While many may not be familiar with Post-Authorization Safety Studies PASS studies, they play a crucial role in monitoring the safety of medicines. These studies are typically required for any new medicine introduced by pharmaceutical companies.
In the case of Covid vaccines, PASS studies utilize real-world data from healthcare systems like the NHS to anonymously compare vaccinated and unvaccinated individuals based on factors like age, gender, and Covid infection status. This allows for a thorough examination of the occurrence of side effects in both groups.
Unlike the Yellow Card system, which relies on passive reporting of side effects, and the ONS Covid vaccine safety analysis, which faces challenges in determining the number of unvaccinated individuals (the ‘denominator problem’), Covid vaccine PASS studies promise to provide more comprehensive insights into the safety of these vaccines.
The protocols for conducting these PASS studies were approved by the European Medicines Agency (EMA) in 2021, with Pfizer, AstraZeneca, Moderna, as well as the MHRA, endorsing the use of NHS data in these studies.

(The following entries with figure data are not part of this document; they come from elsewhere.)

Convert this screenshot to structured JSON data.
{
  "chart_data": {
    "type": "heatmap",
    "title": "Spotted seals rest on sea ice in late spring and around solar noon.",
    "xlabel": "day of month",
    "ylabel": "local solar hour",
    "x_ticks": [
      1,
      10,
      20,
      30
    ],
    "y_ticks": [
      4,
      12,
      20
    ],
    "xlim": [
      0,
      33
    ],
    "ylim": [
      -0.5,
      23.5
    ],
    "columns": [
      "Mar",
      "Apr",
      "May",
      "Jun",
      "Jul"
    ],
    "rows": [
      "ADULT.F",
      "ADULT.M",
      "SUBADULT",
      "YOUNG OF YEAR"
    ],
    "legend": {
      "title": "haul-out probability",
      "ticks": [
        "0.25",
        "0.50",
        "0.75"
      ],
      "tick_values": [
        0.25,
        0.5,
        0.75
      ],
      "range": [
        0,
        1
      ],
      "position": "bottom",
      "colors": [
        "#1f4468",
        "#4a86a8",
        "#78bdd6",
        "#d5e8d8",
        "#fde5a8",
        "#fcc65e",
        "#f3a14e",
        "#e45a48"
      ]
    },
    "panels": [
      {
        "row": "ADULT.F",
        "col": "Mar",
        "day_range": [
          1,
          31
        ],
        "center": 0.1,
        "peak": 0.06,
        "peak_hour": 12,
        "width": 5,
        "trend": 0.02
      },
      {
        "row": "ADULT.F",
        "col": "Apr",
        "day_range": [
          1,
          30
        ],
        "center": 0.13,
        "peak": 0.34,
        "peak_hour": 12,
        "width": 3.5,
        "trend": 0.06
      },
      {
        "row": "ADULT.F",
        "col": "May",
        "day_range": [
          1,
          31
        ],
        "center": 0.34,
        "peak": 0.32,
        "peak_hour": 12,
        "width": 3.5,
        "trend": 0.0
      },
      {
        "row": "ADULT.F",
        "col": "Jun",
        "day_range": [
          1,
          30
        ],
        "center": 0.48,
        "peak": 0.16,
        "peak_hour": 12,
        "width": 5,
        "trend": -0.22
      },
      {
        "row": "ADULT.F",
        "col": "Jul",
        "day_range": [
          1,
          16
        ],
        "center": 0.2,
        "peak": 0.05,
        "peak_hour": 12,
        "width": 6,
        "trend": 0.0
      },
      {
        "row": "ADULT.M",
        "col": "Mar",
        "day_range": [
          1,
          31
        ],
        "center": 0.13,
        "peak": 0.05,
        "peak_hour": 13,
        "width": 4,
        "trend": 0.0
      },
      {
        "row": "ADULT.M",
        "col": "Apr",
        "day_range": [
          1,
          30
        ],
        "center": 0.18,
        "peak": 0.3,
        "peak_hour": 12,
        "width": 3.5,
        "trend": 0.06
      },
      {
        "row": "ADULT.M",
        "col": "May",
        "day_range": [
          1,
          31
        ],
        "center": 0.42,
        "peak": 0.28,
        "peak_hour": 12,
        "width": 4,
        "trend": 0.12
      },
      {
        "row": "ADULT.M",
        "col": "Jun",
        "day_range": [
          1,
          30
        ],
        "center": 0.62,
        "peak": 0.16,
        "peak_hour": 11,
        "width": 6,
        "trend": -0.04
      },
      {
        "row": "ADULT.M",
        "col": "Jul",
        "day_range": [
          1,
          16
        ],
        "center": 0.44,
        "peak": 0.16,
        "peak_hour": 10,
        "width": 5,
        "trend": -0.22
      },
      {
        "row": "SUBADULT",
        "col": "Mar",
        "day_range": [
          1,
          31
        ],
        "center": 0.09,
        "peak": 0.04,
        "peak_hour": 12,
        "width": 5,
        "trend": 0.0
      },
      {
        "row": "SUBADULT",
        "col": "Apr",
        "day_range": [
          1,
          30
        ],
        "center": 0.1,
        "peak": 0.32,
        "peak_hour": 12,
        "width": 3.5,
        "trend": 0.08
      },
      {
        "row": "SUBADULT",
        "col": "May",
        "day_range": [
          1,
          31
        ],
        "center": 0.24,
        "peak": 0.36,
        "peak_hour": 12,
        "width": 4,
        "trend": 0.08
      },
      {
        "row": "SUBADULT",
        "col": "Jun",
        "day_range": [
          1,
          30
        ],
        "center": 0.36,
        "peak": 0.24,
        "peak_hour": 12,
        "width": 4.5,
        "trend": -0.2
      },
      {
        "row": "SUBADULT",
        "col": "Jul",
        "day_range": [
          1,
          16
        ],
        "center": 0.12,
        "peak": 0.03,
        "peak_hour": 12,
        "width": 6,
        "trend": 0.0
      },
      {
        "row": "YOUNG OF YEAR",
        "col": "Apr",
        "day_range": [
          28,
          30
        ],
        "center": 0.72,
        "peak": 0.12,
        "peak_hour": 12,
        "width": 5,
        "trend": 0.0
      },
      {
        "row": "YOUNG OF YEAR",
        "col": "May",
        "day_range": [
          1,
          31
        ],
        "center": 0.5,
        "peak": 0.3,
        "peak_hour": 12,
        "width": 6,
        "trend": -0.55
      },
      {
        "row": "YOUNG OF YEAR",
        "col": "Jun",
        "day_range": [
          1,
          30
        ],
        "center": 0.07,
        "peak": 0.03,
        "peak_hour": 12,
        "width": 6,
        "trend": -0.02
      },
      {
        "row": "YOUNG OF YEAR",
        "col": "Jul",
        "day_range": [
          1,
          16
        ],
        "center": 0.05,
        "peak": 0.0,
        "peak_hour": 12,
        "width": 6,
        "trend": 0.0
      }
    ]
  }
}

As of now, interim progress reports were expected to have been submitted according to the set timetables outlined by each company. Surprisingly, out of the 13 reports anticipated, only two have been found: AstraZeneca’s ‘Interim Report 1‘ and one Pfizer ‘Progress Report,’ which did not contain any results.
Taking a closer look at AstraZeneca’s ‘Interim Report 1’ dated April 21st, 2022, spanning 292 pages, it’s worth noting that the rate of Adverse Effects of Special Interest (AESI) per 10,000 people tends to be higher in the vaccinated group, sometimes significantly so. However, the report’s core conclusion emphasized the largest numerical differences were observed in specific conditions.
To be fair, the report came with necessary caveats, acknowledging that the differences weren’t consistent across all data sources, and the results should be interpreted with caution due to the short study period and lack of standardization. This prompts the question: where are AstraZeneca’s subsequent reports?
Similarly, there’s no trace of PASS studies for Pfizer and Moderna’s Covid vaccines. This raises concerns about transparency and the ability for individuals to give informed consent.
An FOI request has been submitted to the MHRA to obtain the missing PASS reports and to receive updated delivery dates for those still pending. It’s worth noting that it’s not just the MHRA; the EMA and FDA have also not made these reports available.
One can’t help but wonder, if the missing reports confirmed the safety of the Covid vaccines, wouldn’t they be proudly shared with the public? While it’s possible these reports may be out there, if they are, they’re well hidden. If you come across them, please share. Until then, the question remains.